「感動が人を変える」プロローグ
2018年に法政大学大学院を定年退官された坂本光司先生は、「人を大切にする経営学会」や「千葉商科大学大学院中小企業経営(EMBA)プログラム」を立ち上げ、人を大切にする経営を行う企業を増やすための啓蒙・普及活動を続けておられます。
正しい経営とは、業績の発展や競争の「やり方」ではなく、世のため人のためになる「あり方」であると、看破されます。
私は、自分の事業の経営には関心が無いのですが、就活中の学生に「いい会社」とは何かを伝え、自分の生き方を仕事の中で磨いて欲しいと願っています。
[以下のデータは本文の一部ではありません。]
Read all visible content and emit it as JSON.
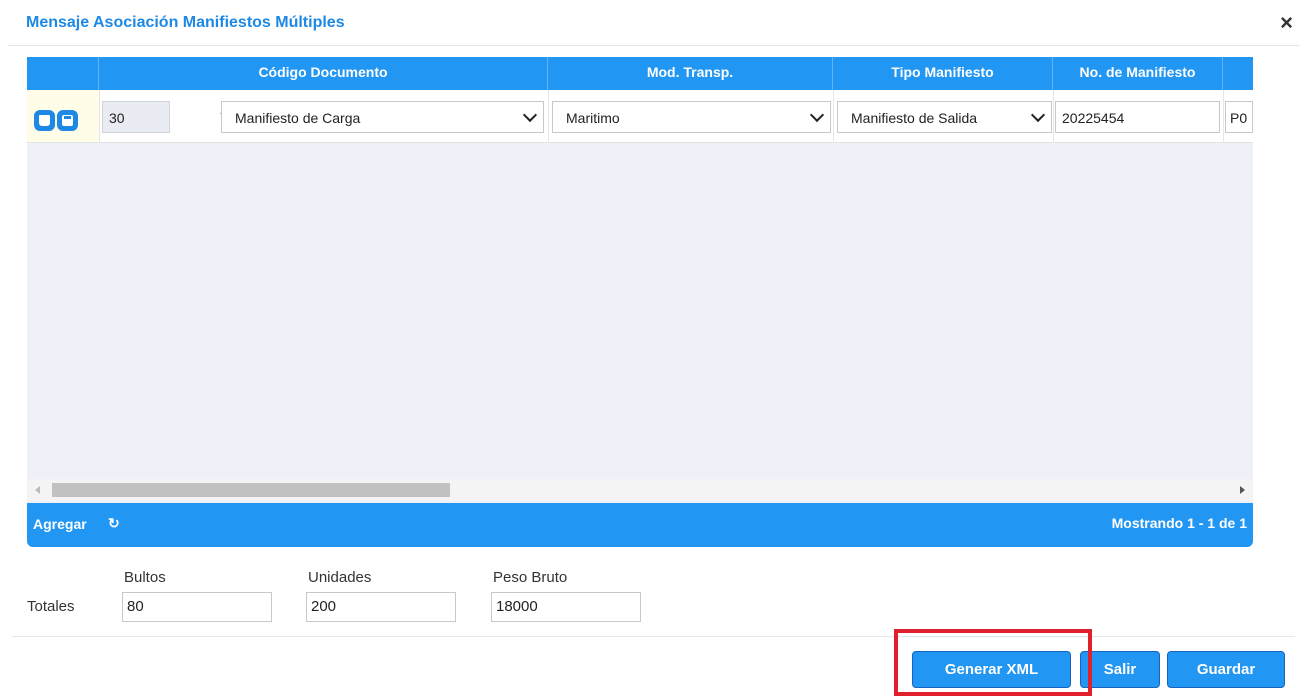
{
  "dialog": {
    "title": "Mensaje Asociación Manifiestos Múltiples",
    "close_icon": "×"
  },
  "grid": {
    "columns": [
      "Código Documento",
      "Mod. Transp.",
      "Tipo Manifiesto",
      "No. de Manifiesto"
    ],
    "row": {
      "codigo": "30",
      "separator": "-",
      "documento_select": "Manifiesto de Carga",
      "mod_transp_select": "Maritimo",
      "tipo_manifiesto_select": "Manifiesto de Salida",
      "no_manifiesto": "20225454",
      "next_col_partial": "P0"
    },
    "footer": {
      "add_label": "Agregar",
      "refresh_icon": "↻",
      "record_count": "Mostrando 1 - 1 de 1"
    }
  },
  "totals": {
    "label": "Totales",
    "bultos_label": "Bultos",
    "bultos_value": "80",
    "unidades_label": "Unidades",
    "unidades_value": "200",
    "peso_label": "Peso Bruto",
    "peso_value": "18000"
  },
  "actions": {
    "generar_xml": "Generar XML",
    "salir": "Salir",
    "guardar": "Guardar"
  },
  "colors": {
    "accent": "#2196f3",
    "title": "#1e88e5",
    "highlight": "#e0202c"
  }
}
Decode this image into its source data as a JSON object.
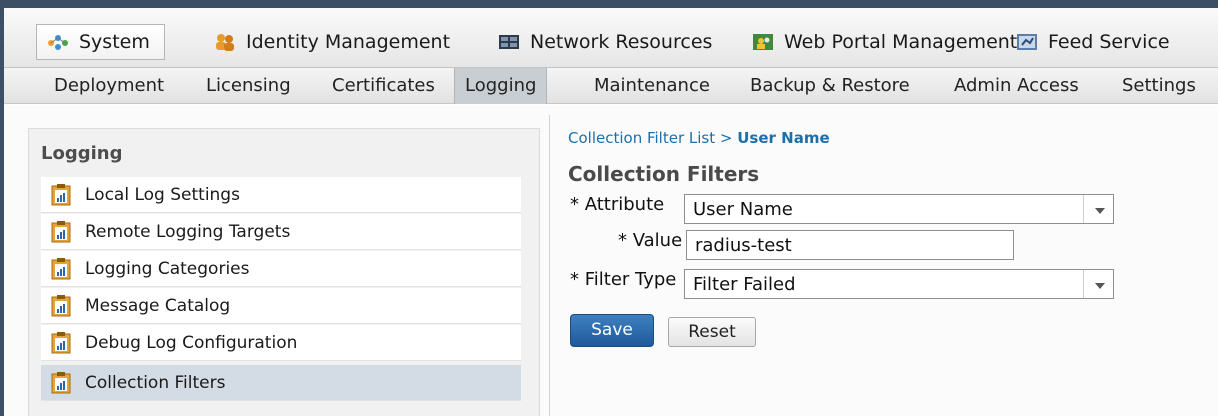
{
  "top_tabs": [
    {
      "label": "System",
      "icon": "system-icon"
    },
    {
      "label": "Identity Management",
      "icon": "identity-icon"
    },
    {
      "label": "Network Resources",
      "icon": "network-icon"
    },
    {
      "label": "Web Portal Management",
      "icon": "portal-icon"
    },
    {
      "label": "Feed Service",
      "icon": "feed-icon"
    }
  ],
  "sub_tabs": [
    {
      "label": "Deployment"
    },
    {
      "label": "Licensing"
    },
    {
      "label": "Certificates"
    },
    {
      "label": "Logging"
    },
    {
      "label": "Maintenance"
    },
    {
      "label": "Backup & Restore"
    },
    {
      "label": "Admin Access"
    },
    {
      "label": "Settings"
    }
  ],
  "sidebar": {
    "title": "Logging",
    "items": [
      {
        "label": "Local Log Settings"
      },
      {
        "label": "Remote Logging Targets"
      },
      {
        "label": "Logging Categories"
      },
      {
        "label": "Message Catalog"
      },
      {
        "label": "Debug Log Configuration"
      },
      {
        "label": "Collection Filters"
      }
    ]
  },
  "breadcrumb": {
    "parent": "Collection Filter List",
    "separator": ">",
    "current": "User Name"
  },
  "form": {
    "title": "Collection Filters",
    "attribute_label": "* Attribute",
    "attribute_value": "User Name",
    "value_label": "* Value",
    "value_value": "radius-test",
    "filter_type_label": "* Filter Type",
    "filter_type_value": "Filter Failed",
    "save_label": "Save",
    "reset_label": "Reset"
  },
  "colors": {
    "accent": "#1d5a9c",
    "breadcrumb_link": "#1e6fa8",
    "selected_row": "#d3dbe5"
  }
}
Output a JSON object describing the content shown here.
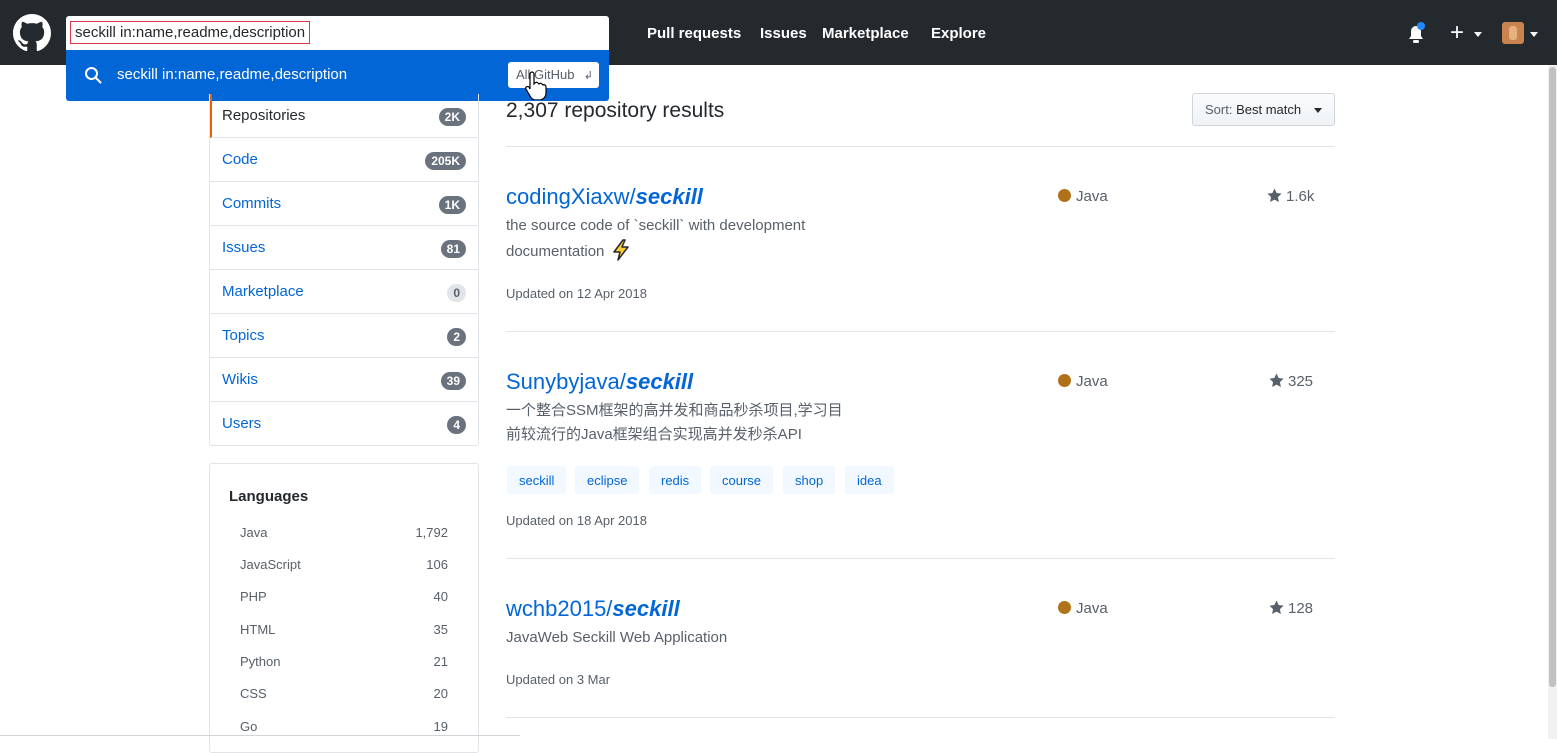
{
  "header": {
    "search_value": "seckill in:name,readme,description",
    "nav": [
      "Pull requests",
      "Issues",
      "Marketplace",
      "Explore"
    ],
    "plus_label": "+"
  },
  "search_dropdown": {
    "suggestion": "seckill in:name,readme,description",
    "scope_badge": "All GitHub",
    "enter_glyph": "↲"
  },
  "filters": [
    {
      "label": "Repositories",
      "count": "2K",
      "selected": true
    },
    {
      "label": "Code",
      "count": "205K"
    },
    {
      "label": "Commits",
      "count": "1K"
    },
    {
      "label": "Issues",
      "count": "81"
    },
    {
      "label": "Marketplace",
      "count": "0"
    },
    {
      "label": "Topics",
      "count": "2"
    },
    {
      "label": "Wikis",
      "count": "39"
    },
    {
      "label": "Users",
      "count": "4"
    }
  ],
  "languages": {
    "title": "Languages",
    "items": [
      {
        "name": "Java",
        "count": "1,792"
      },
      {
        "name": "JavaScript",
        "count": "106"
      },
      {
        "name": "PHP",
        "count": "40"
      },
      {
        "name": "HTML",
        "count": "35"
      },
      {
        "name": "Python",
        "count": "21"
      },
      {
        "name": "CSS",
        "count": "20"
      },
      {
        "name": "Go",
        "count": "19"
      }
    ]
  },
  "results": {
    "title": "2,307 repository results",
    "sort_prefix": "Sort:",
    "sort_value": "Best match"
  },
  "repos": [
    {
      "owner": "codingXiaxw/",
      "name": "seckill",
      "desc_line1": "the source code of `seckill` with development",
      "desc_line2": "documentation",
      "language": "Java",
      "stars": "1.6k",
      "updated": "Updated on 12 Apr 2018"
    },
    {
      "owner": "Sunybyjava/",
      "name": "seckill",
      "desc_line1": "一个整合SSM框架的高并发和商品秒杀项目,学习目",
      "desc_line2": "前较流行的Java框架组合实现高并发秒杀API",
      "language": "Java",
      "stars": "325",
      "topics": [
        "seckill",
        "eclipse",
        "redis",
        "course",
        "shop",
        "idea"
      ],
      "updated": "Updated on 18 Apr 2018"
    },
    {
      "owner": "wchb2015/",
      "name": "seckill",
      "desc_line1": "JavaWeb Seckill Web Application",
      "language": "Java",
      "stars": "128",
      "updated": "Updated on 3 Mar"
    }
  ],
  "colors": {
    "header_bg": "#24292e",
    "link": "#0366d6",
    "java": "#b07219",
    "selected_accent": "#e36209"
  }
}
残念ながら、これを説明しても届きません。彼らが欲しているのは、社会的に知名度のある立派な会社で、高い給料を得られるほどに期待に応え、休暇も十分に楽しめる会社での就職です。
そんな都合の良い会社はまず無いのですが、現状に我慢できなければ転職を繰り返すことで理想の職場に就けると信じています。
坂本先生の著書「感動が人を変える」のプロローグには、EMBAでのプログラムの一部が以下のように紹介されています。
「感動エピソードの輪読」というコーナーがあります。
教員や社会人学生がこれまでに体験したり、本や雑誌から入手した心温まる、涙するような感動エピソードをパワーポイントで作成し、講義室に投影して、発表者が読むコーナーです。読む人も聞く人も、目頭が熱くなり、感動で涙声となって感極まるプログラムです。私はその様子を見ながら、「ああ、この人は優しいんだな・・・」と思い、涙をぬぐいながら聞いています。よくプログラムの卒業生が「涙が出る講義」などといってくれるのは、このことを指しています。
坂本先生が伝えたいことは、利他の心溢れる優しい経営者になってほしい、ということ。それを講義で伝えるだけでなく、その経営者の「あり方」を学ぶために、年間数10社の現場を訪れています。そういう会社は、障がい者や高齢者など社会的弱者が多数働いている企業や施設です。